A l’ouverture des travaux de l’atelier
Le ministre de l’Agriculture et de l’Elevage, le Colonel Mahaman Elhadj Ousman, a présidé, le vendredi 29 mai 2026 à Niamey, un atelier des parties prenantes du Compact Agriconnect Niger. Cette rencontre, conçue comme un cadre inclusif, vise à assurer la réussite des opérations du projet. Il a réuni autour du gouvernement plusieurs acteurs, parmi lesquels des partenaires techniques et financiers, ainsi que des représentants des organisations professionnelles et de la société civile.
Le « Compact Agriconnect Niger » est une initiative conjointe du gouvernement du Niger et du groupe de la Banque Mondiale pour transformer durablement les systèmes agroalimentaires à l’horizon 2030. Avec une enveloppe d’environ 2,1 milliards de dollars, Compact Agriconnect Niger est concentrée sur quatre filières prioritaires qui sont: l’oignon, le riz, le bétail, le niébé. Le projet envisage la création de près de 940 000 emplois tout en mobilisant un effet de levier de 4 à 5 dollars d’investissement privé pour chaque dollar public déployé en dérisquage.
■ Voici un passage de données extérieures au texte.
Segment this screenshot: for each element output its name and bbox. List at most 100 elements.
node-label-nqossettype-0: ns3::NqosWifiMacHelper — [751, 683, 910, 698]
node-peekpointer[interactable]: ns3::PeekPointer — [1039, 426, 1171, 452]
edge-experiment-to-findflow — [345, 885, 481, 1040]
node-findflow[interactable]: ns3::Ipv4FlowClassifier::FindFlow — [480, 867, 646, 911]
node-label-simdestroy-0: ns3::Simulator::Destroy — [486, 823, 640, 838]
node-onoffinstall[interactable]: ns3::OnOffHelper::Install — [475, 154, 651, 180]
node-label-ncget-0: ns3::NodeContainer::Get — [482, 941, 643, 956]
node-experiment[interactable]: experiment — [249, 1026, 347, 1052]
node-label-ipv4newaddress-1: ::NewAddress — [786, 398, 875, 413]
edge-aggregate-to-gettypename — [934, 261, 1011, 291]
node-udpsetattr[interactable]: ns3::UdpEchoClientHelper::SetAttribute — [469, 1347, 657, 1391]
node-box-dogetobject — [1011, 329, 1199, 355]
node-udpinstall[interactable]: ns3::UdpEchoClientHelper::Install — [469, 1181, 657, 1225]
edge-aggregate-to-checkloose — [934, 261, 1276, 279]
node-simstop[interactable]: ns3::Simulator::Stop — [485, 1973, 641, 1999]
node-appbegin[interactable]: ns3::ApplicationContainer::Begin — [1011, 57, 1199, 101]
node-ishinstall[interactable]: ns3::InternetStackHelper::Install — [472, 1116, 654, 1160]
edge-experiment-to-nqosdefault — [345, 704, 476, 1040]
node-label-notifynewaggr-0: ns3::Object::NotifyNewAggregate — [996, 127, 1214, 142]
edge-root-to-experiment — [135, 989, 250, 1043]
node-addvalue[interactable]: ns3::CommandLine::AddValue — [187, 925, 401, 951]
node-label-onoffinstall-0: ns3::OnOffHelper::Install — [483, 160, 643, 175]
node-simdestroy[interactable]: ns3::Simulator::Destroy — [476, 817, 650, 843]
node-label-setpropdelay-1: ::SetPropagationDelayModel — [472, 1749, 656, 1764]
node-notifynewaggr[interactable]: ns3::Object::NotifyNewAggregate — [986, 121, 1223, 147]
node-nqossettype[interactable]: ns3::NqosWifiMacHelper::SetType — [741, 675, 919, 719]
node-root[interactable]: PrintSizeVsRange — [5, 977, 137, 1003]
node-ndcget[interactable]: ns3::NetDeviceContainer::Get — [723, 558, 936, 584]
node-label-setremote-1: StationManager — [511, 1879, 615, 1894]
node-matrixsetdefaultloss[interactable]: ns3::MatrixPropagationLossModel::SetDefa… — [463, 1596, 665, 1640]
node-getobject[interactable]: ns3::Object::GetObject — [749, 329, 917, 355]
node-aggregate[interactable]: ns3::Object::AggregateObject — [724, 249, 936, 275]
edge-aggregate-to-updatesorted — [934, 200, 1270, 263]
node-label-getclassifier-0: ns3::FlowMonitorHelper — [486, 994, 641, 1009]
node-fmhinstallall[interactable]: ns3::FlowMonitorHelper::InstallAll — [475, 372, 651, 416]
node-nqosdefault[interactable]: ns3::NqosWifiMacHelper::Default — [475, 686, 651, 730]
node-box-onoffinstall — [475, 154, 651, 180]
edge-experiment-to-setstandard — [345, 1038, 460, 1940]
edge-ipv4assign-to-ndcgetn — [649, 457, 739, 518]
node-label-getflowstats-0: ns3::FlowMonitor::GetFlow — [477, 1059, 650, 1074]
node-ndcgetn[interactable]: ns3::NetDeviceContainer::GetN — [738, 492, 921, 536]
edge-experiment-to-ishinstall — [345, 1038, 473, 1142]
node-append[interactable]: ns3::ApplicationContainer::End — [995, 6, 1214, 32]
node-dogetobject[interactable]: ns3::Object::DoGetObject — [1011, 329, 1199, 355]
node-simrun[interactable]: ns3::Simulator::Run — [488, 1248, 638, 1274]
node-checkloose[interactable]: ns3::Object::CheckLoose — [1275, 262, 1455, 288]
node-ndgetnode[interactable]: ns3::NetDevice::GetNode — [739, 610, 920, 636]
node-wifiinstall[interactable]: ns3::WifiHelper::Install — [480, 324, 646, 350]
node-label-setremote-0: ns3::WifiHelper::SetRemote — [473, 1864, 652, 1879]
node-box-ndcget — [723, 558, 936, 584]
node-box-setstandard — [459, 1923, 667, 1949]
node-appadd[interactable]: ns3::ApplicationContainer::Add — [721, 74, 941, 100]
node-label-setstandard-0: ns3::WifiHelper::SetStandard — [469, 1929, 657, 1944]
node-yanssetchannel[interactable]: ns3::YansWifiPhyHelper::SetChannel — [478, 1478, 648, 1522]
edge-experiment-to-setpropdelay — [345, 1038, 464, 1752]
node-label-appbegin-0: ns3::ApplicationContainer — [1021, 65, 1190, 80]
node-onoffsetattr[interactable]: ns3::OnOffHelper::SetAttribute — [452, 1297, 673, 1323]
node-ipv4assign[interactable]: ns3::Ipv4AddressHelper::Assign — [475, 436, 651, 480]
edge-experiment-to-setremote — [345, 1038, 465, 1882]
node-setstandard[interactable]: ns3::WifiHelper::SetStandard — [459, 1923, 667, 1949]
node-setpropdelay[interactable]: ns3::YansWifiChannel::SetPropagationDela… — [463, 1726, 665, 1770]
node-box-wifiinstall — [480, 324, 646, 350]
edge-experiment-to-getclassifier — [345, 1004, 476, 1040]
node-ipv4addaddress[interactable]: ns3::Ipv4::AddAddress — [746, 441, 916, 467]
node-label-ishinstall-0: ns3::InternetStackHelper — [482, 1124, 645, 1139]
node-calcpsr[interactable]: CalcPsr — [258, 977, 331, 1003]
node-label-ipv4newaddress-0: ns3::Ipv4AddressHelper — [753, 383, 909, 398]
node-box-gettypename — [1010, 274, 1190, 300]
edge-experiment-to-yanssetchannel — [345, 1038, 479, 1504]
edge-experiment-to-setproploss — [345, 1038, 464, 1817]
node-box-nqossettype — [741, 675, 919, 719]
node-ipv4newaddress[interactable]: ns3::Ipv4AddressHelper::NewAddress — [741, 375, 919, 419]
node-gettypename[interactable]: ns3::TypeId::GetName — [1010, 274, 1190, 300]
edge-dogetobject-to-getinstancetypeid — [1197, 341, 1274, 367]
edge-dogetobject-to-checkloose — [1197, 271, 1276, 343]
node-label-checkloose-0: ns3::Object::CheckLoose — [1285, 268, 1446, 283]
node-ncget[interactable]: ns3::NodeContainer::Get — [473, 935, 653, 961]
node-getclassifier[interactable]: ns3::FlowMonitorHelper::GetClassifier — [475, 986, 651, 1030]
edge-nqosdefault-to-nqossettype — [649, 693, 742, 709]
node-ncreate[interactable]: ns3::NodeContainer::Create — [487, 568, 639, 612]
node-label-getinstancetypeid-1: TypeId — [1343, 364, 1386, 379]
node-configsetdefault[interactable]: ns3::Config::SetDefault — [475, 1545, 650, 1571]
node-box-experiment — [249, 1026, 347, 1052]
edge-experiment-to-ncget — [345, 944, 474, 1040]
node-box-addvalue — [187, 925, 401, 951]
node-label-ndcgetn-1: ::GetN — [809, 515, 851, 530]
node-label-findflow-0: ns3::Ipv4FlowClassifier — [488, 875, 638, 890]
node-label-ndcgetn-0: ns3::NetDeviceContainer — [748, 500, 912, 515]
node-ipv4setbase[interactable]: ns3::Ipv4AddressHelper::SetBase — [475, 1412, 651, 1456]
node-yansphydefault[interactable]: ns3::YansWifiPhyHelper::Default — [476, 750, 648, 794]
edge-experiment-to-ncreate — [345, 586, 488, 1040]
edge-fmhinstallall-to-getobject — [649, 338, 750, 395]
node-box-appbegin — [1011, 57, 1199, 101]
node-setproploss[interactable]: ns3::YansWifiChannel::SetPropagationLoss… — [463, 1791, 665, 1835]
Le ministre de l’Agriculture et de l’Elevage a rappelé le contexte nigérien en matière d’agriculture, qui contribue à 40% du Produit Intérieur Brut et fait vivre plus de 80% de la population active. Le Niger est reconnu comme premier exportateur d’oignon en Afrique de l’Ouest grâce au « Violet de Galmi », deuxième producteur de niébé de la sous-région et détenteur de l’un des plus importants cheptels d’Afrique. Mais malgré ces richesses, déplore le Colonel Mahaman Elhadj Ousmane, le pays demeure confronté à des défis majeurs tels que la faible productivité, l’insuffisance des infrastructures de stockage et de transformation, les difficultés d’accès au financement, la vulnérabilité climatique et la dépendance excessive aux importations alimentaires.
Le paradoxe reste, selon le ministre chargé de l’Agriculture, l’exportation souvent des matières premières à l’état brut et l’importation des produits transformés à des coûts élevés. Compact Agriconnect Niger, a-t-il souligné, vient en réponse à cette situation. C’est une plateforme stratégique de transformation agricole et pastorale qui s’inscrit pleinement dans l’Axe 3 du Programme de Refondation de la République relatif au développement des bases de production pour la souveraineté économique. Le ministre chargé de l’Agriculture a mis en évidence l’ambition du gouvernement qui est de « bâtir une agriculture moderne, productive, résiliente et créatrice d’emplois durables ».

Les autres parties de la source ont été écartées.